У хорошего коня ровный бег,
у хорошего человека – твёрдое слово.
В тридцать четыре года овдовела я.
Но ещё долго давала вид хороший.
До сорока пяти всё звали девушкой. Всё сватались. Да только была я ко всем мышиным жеребчикам[22] дерзка. С перевивом.
Последний отказ мой был в сорок пять.
Прискакал тогда осенью один саракташский. Нагрянул из районной столицы, стало быть, дери нос к небу. Кавалер районного масштаба! Шишкарь!
Поздоровался с чересчур старательным поклоном, заложил руки за квадратную спинищу метр на метр, распавлинился и ну на рысях молча метаться с перевальцем из угла в угол по комнате, ровно тебе муравей в горячем котле.
Иль его, думаю, волнение забирает, на что никак вроде не похоже, иль крупно запаздывает ещё куда. А сюда дождиной его вбило. Пережидает...
А что, думаю, вот забегается бабыляй в смерть? Угорит? На кой-то мне такой барыш? Я и спроси масштабного жениха (а громадища был, с печку):
– А вы извините мне, кургузой душе, мою жёлтинску прямоту. Вы что ж, укушенный[23] будете?
А он как с перевальцем распохаживал, так и распохаживает всё в одной силе.
Чудится, ни под каким видом не слышит.
Только подумала я, что не слышит, а он, чисто тебе в пику, посерёдке комнаты стал хорошим столбом и спокойно так входит в ответ. Будто никакой молчанки и шнырянья не было и в помине:
– Нет. Из нетронутых буду я. Не состоял и дня в семейной должности. Но жутко позывает. Оченно чувствительно кизикает меня это дело. Таких в Саракташе и в округе на две тыщи вёрст не водится. Холостой – полчеловека! А в немецкой стороне цена холостому и того плоше. Знаете, как у немцев будет холостяк?
– Скажете – узна?ю.
– Альткинд. Перевести если – старый ребёнок. Страшно-то что! Навроде и не был взрослым, навроде ребятёнком так и износился, остарел. Никакой почки от тебя, никакой веточки. Никакого своего и самого тоненького корешка не пустил в русский в народ. Так и засох дитятей-пустоцветом.

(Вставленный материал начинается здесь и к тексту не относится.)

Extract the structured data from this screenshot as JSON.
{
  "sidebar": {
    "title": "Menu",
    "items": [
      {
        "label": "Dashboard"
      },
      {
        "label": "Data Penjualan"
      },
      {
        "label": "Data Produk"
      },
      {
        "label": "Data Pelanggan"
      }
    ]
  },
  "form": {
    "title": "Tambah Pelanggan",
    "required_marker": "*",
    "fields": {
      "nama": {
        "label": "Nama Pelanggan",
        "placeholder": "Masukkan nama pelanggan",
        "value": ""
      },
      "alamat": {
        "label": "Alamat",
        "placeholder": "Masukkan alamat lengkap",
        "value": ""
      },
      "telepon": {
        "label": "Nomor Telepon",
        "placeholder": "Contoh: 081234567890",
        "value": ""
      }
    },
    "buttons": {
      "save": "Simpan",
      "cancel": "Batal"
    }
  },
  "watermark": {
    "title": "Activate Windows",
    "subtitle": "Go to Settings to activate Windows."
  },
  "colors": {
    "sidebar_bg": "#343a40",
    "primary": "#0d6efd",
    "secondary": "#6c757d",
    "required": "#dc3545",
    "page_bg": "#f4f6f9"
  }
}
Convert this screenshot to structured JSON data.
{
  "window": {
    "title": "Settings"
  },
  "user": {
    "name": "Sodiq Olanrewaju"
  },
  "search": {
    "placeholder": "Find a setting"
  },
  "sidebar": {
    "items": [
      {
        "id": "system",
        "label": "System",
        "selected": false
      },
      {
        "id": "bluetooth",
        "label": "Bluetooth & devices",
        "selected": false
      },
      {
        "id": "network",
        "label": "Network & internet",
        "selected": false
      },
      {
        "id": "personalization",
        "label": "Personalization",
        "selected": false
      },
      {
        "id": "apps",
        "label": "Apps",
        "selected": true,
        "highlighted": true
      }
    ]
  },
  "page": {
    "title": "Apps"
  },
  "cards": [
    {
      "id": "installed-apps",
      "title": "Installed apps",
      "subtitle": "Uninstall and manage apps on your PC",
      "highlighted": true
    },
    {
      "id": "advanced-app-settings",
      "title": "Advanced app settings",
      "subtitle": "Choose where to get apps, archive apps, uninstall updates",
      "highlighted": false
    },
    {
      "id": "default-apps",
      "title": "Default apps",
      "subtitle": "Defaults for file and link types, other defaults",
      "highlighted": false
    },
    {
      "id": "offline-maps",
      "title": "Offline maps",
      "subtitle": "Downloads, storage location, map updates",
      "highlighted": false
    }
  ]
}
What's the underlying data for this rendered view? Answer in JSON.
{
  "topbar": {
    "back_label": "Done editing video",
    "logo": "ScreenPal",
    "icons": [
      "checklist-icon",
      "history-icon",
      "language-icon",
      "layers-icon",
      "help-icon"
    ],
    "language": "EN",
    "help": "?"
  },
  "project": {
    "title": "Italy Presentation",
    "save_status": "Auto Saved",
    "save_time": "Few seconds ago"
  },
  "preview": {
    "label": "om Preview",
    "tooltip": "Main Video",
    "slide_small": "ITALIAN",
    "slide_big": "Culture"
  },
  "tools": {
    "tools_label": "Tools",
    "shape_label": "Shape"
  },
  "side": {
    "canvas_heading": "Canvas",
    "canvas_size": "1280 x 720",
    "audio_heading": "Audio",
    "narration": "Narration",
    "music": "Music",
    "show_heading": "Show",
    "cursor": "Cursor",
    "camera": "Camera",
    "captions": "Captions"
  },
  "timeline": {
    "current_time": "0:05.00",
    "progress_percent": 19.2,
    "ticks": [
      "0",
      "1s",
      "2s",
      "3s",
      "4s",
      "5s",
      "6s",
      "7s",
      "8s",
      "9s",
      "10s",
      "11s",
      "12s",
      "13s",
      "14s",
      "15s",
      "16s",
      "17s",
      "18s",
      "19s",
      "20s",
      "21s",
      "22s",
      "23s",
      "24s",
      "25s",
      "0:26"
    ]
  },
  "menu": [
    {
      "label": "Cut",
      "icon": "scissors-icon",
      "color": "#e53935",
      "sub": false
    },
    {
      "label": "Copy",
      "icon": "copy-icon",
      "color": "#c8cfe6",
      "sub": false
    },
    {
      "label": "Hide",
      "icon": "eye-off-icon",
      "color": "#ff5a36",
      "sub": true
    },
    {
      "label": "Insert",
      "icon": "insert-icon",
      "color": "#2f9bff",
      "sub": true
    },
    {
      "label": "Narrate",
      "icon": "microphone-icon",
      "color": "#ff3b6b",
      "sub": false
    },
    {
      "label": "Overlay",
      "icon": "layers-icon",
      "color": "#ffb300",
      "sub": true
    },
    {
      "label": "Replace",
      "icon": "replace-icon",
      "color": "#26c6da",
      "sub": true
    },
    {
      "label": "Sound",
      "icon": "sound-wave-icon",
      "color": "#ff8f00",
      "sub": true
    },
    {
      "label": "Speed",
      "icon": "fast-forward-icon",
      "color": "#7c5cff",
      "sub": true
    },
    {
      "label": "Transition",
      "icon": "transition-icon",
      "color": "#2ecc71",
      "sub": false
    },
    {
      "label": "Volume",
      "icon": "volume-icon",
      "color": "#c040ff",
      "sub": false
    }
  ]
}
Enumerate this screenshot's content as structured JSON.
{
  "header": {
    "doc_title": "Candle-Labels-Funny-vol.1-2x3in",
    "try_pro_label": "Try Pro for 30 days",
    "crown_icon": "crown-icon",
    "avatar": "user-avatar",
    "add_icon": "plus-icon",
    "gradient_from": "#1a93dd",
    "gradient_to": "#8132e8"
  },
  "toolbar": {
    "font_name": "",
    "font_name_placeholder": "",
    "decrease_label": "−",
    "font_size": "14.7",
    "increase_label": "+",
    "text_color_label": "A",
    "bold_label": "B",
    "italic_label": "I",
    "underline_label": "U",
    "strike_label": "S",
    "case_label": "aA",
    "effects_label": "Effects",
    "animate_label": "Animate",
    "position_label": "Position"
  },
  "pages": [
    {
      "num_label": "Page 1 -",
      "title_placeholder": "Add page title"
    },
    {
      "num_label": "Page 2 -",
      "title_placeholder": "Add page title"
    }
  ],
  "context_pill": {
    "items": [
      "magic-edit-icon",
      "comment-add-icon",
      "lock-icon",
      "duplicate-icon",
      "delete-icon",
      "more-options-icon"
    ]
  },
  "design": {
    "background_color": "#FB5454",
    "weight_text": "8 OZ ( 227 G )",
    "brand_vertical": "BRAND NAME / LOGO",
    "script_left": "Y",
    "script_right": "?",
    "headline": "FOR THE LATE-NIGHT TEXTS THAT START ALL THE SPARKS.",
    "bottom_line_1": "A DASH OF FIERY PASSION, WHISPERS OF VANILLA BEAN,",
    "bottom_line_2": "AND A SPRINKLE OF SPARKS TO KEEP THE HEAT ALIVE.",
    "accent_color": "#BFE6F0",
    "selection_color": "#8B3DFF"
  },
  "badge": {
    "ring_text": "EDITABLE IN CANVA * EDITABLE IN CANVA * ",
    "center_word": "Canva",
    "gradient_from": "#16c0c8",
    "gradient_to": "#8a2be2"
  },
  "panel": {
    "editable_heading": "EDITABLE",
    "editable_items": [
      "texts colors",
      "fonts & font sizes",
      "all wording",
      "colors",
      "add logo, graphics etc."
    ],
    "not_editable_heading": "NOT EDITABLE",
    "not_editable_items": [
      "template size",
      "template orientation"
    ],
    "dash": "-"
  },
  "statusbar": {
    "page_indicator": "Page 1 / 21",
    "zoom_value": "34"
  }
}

– Ну, на что эдако стращать-то себя? – Жалость берёт душу мою в мягкие коготочки. – Повстречаете ещё.
– В моём возрасте уже... На танцульки с чужими внучками не понесёшься. Зазорно да и некогда... Всё то война, то работа... Ждучи поп усопших, да и сам уснул. За беготной за работой за моей – а, поперёк её! – так вот скапустишься и жениться позабудешь. А ну грешен. Манит, чтоб и жена была при мне в ясной наличности, и детишки чтоба святой окропляли водичкой своей мне коленья по праздникам. Хоть бы одинёшек колосочек выколыхати на разводку... Дооо-ро-го бы дал, абы до внуков до своих докашлять. Эвона какой я наполеонище! А сам же, каюсь, боюсь вашу сестру. Будто землетрясения векового!
– Помилуйте! Да откуда у вас всё эти страхи? Вы ж и дня не служили в семейном звании!
– Если б я ещё не слышал. Не закладывайся за овин, за мерина да за жену! Железо уваришь, а злой жены не уговоришь. Была жена, да корова сожрала; да кабы не стог сена, самого бы съела! О! Или... Дважды жена мила бывает: как в избу введут да как вон понесут! Э как! Это в большую редкость, какой супружник без претензиев к хозяйке. А то только слышишь: пила деревянная, кочерга калёная, гусыня шипучая... Чего-чего ни слыхал, а всё ж туда зовёт, к пилке. Устал, поверите, бояться. Вот насмелился, глядючи под заступ, криводуй несчастный.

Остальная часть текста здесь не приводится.